On the other hand, Graham’s own billboards dissed practices associated with Eastern mysticism, in keeping with many Christians’ dislike of alternative religious approaches. Such disagreements are, of course, just one more aspect of the general human discord that spurs revival in the first place. As Graham reminded his audience, the Middle East is still simmering, racial tensions and conflicts abound, and people are still bedeviled by hate, lust, greed, and a host of other spiritual maladies. As the book says, ”Every imagination of the thoughts of his heart was only evil continually.“ Or, if you prefer Hamlet’s retort to Polonius, ”Use every man after his desert, and who should scape whipping?“
And so they came.
The trouble with God, of course, is that He uses human messengers, who have always been a mixed lot. Some are good, some are bad, and some start one way and end the other. The Lutheran return to the Bible was supposed to help solve that problem for Christians, but if the Bible were clear and straightforward enough to offer such a solution, there would not be 48 denominations in the first place.
The trouble with humanity is that it needs God. We let others lead us down an unseen path because we hanker and yearn and fear and grieve and ache for immortality and long for redress for injustice. We look for solace elsewhere, and many of us turn finally to those messengers.
The bad in religion comes when we see the evil in others and try to do something about ithence war and witch-hunting and hypocrisy, which Jesus denounced forcefully. The good comes when we see the evil in ourselves and try to do something about that. Graham begins with the one and ends with the other. It is the cosmic bait-and-switch. In just a few sentences he can sketch the moral detritus of a nation wealthy beyond measure but adrift morally in a strife-torn world. And then the switch. He is suddenly talking about us, about you, about me.
”Deep down inside you’re not sure you’re ready to meet God,“ he says, and whether you take that literally or metaphorically, it is a statement that often triggers self-examination.
He doesn’t ask us to change society by changing others. He asks us to change society by changing ourselves. It is, we soon realize, an impossible task. Whether or not we are born evil, we are born selfish, and all else stems from that.
Graham brings an answer that has resonated across the Western world since a ragged band of disciples hit the road with the story of the preacher and miracle worker they had followed in Judea. Graham’s continued stature lies in the fact that he has never traded on that answer for self-aggrandizement or riches.
”I’m nothing but a Western Union boy bringing a message to the people of Nashville,“ he told a crowd at Vanderbilt Stadium four decades ago. There is a little less fire and brimstone now, and he has eased toward the center, but his approach has not changed greatly.

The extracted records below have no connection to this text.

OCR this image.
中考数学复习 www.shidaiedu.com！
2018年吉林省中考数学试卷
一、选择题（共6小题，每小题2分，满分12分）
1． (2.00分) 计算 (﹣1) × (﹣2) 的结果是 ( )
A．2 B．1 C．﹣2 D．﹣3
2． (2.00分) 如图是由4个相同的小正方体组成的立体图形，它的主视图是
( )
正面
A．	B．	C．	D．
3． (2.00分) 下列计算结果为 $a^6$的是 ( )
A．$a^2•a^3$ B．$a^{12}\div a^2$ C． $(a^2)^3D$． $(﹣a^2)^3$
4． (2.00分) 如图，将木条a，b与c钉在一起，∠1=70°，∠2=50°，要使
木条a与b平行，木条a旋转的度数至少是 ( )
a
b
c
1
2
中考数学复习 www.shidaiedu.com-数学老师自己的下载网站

In the 60 years since he began preaching, Graham has spoken live before a fifth of a billion people. In that time society is, by most measures, arguably much worse than it was when he began. He knows it as well as anyone.

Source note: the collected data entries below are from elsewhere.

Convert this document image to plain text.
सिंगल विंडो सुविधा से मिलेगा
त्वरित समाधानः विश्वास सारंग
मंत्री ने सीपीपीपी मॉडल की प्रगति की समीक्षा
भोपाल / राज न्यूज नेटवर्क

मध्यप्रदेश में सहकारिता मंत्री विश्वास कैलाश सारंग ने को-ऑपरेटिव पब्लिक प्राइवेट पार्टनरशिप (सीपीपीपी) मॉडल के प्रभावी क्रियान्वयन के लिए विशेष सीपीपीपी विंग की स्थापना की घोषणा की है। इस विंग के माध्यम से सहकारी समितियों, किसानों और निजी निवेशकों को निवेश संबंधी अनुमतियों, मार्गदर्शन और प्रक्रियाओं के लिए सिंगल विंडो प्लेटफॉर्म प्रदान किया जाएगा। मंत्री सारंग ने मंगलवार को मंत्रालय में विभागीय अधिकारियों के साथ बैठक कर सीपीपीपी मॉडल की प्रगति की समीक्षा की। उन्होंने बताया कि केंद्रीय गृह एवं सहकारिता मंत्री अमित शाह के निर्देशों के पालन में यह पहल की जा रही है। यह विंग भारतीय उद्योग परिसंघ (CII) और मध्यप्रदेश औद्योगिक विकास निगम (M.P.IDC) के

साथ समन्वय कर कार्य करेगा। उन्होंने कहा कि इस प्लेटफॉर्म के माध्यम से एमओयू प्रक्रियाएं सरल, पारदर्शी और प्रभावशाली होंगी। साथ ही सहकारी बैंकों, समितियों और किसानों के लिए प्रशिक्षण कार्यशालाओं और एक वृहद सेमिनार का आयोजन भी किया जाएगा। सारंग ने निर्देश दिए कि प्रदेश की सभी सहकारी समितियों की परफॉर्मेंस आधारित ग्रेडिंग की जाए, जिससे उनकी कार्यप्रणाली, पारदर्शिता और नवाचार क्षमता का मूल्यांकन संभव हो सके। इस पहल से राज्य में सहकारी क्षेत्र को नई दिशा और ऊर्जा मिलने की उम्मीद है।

”Something has happened to our moral life,“ he said. ”The bottom has dropped out and we need a revival.“ But even the simplest steps forward elude us. He pleaded for Baptists and Methodists and the Church of Christ to find more common ground. They hadn’t found it when he began preaching. They haven’t found it yet. What then of the Buddhists and Muslims and Hindus?

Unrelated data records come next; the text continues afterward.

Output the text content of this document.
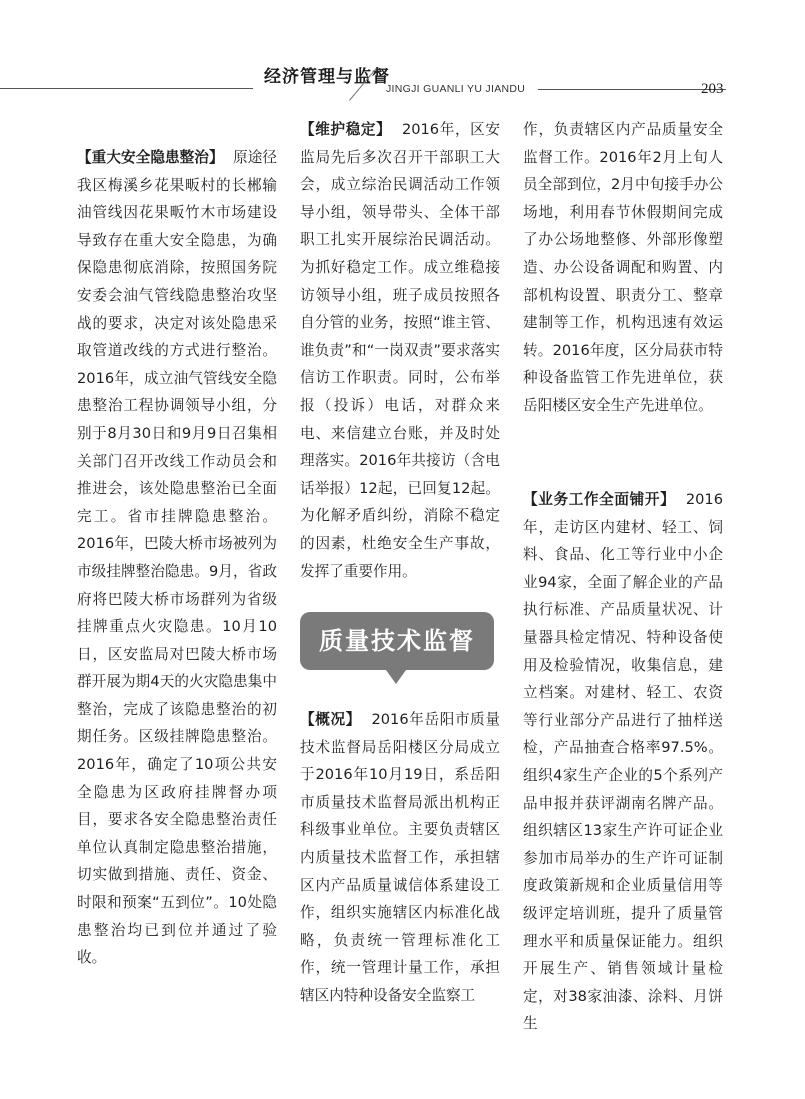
经济管理与监督
JINGJI GUANLI YU JIANDU	203

【重大安全隐患整治】 原途径我区梅溪乡花果畈村的长郴输油管线因花果畈竹木市场建设导致存在重大安全隐患，为确保隐患彻底消除，按照国务院安委会油气管线隐患整治攻坚战的要求，决定对该处隐患采取管道改线的方式进行整治。2016年，成立油气管线安全隐患整治工程协调领导小组，分别于8月30日和9月9日召集相关部门召开改线工作动员会和推进会，该处隐患整治已全面完工。省市挂牌隐患整治。2016年，巴陵大桥市场被列为市级挂牌整治隐患。9月，省政府将巴陵大桥市场群列为省级挂牌重点火灾隐患。10月10日，区安监局对巴陵大桥市场群开展为期4天的火灾隐患集中整治，完成了该隐患整治的初期任务。区级挂牌隐患整治。2016年，确定了10项公共安全隐患为区政府挂牌督办项目，要求各安全隐患整治责任单位认真制定隐患整治措施，切实做到措施、责任、资金、时限和预案“五到位”。10处隐患整治均已到位并通过了验收。

【维护稳定】 2016年，区安监局先后多次召开干部职工大会，成立综治民调活动工作领导小组，领导带头、全体干部职工扎实开展综治民调活动。为抓好稳定工作。成立维稳接访领导小组，班子成员按照各自分管的业务，按照“谁主管、谁负责”和“一岗双责”要求落实信访工作职责。同时，公布举报（投诉）电话，对群众来电、来信建立台账，并及时处理落实。2016年共接访（含电话举报）12起，已回复12起。为化解矛盾纠纷，消除不稳定的因素，杜绝安全生产事故，发挥了重要作用。

质量技术监督

【概况】 2016年岳阳市质量技术监督局岳阳楼区分局成立于2016年10月19日，系岳阳市质量技术监督局派出机构正科级事业单位。主要负责辖区内质量技术监督工作，承担辖区内产品质量诚信体系建设工作，组织实施辖区内标准化战略，负责统一管理标准化工作，统一管理计量工作，承担辖区内特种设备安全监察工

作，负责辖区内产品质量安全监督工作。2016年2月上旬人员全部到位，2月中旬接手办公场地，利用春节休假期间完成了办公场地整修、外部形像塑造、办公设备调配和购置、内部机构设置、职责分工、整章建制等工作，机构迅速有效运转。2016年度，区分局获市特种设备监管工作先进单位，获岳阳楼区安全生产先进单位。

【业务工作全面铺开】 2016年，走访区内建材、轻工、饲料、食品、化工等行业中小企业94家，全面了解企业的产品执行标准、产品质量状况、计量器具检定情况、特种设备使用及检验情况，收集信息，建立档案。对建材、轻工、农资等行业部分产品进行了抽样送检，产品抽查合格率97.5%。组织4家生产企业的5个系列产品申报并获评湖南名牌产品。组织辖区13家生产许可证企业参加市局举办的生产许可证制度政策新规和企业质量信用等级评定培训班，提升了质量管理水平和质量保证能力。组织开展生产、销售领域计量检定，对38家油漆、涂料、月饼生
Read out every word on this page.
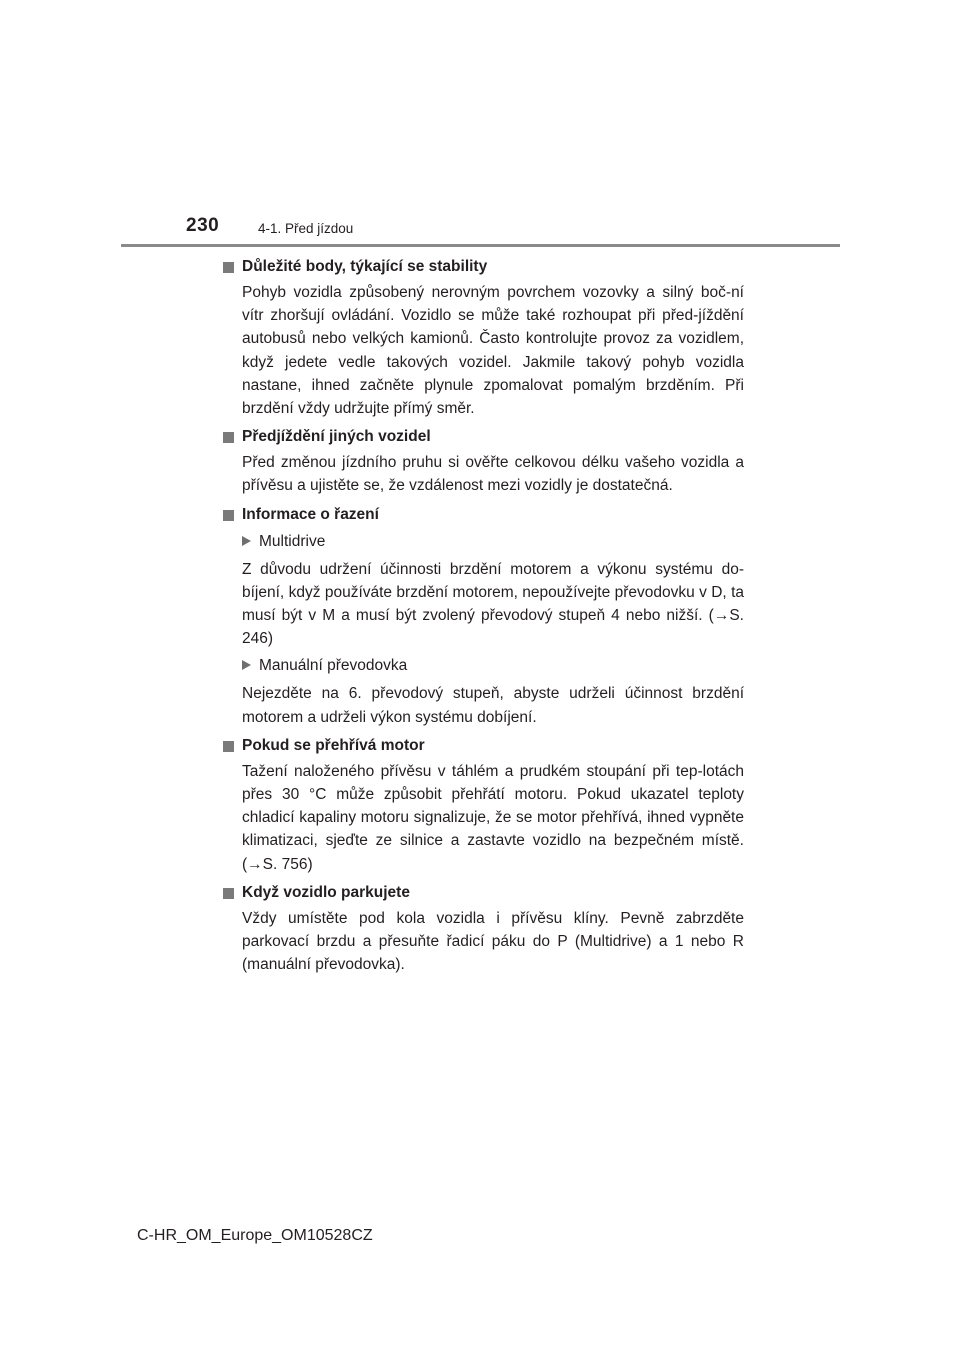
230	4-1. Před jízdou
Důležité body, týkající se stability
Pohyb vozidla způsobený nerovným povrchem vozovky a silný boč-ní vítr zhoršují ovládání. Vozidlo se může také rozhoupat při před-jíždění autobusů nebo velkých kamionů. Často kontrolujte provoz za vozidlem, když jedete vedle takových vozidel. Jakmile takový pohyb vozidla nastane, ihned začněte plynule zpomalovat pomalým brzděním. Při brzdění vždy udržujte přímý směr.
Předjíždění jiných vozidel
Před změnou jízdního pruhu si ověřte celkovou délku vašeho vozidla a přívěsu a ujistěte se, že vzdálenost mezi vozidly je dostatečná.
Informace o řazení
Multidrive
Z důvodu udržení účinnosti brzdění motorem a výkonu systému do-bíjení, když používáte brzdění motorem, nepoužívejte převodovku v D, ta musí být v M a musí být zvolený převodový stupeň 4 nebo nižší. (→S. 246)
Manuální převodovka
Nejezděte na 6. převodový stupeň, abyste udrželi účinnost brzdění motorem a udrželi výkon systému dobíjení.
Pokud se přehřívá motor
Tažení naloženého přívěsu v táhlém a prudkém stoupání při tep-lotách přes 30 °C může způsobit přehřátí motoru. Pokud ukazatel teploty chladicí kapaliny motoru signalizuje, že se motor přehřívá, ihned vypněte klimatizaci, sjeďte ze silnice a zastavte vozidlo na bezpečném místě. (→S. 756)
Když vozidlo parkujete
Vždy umístěte pod kola vozidla i přívěsu klíny. Pevně zabrzděte parkovací brzdu a přesuňte řadicí páku do P (Multidrive) a 1 nebo R (manuální převodovka).
C-HR_OM_Europe_OM10528CZ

At bottom, though, he preaches that salvation is individual, and in the end, this was simply an old man relaying to individuals the call of the Christian Lord as he heard it. It is a call that is more and more being drowned out by competing religious approaches and by the siren call of mammon, but it is a call the old man had carried tirelessly across the latter half of the American century.
”When will there ever be another moment like this in Middle Tennessee?“ he asked. When indeed.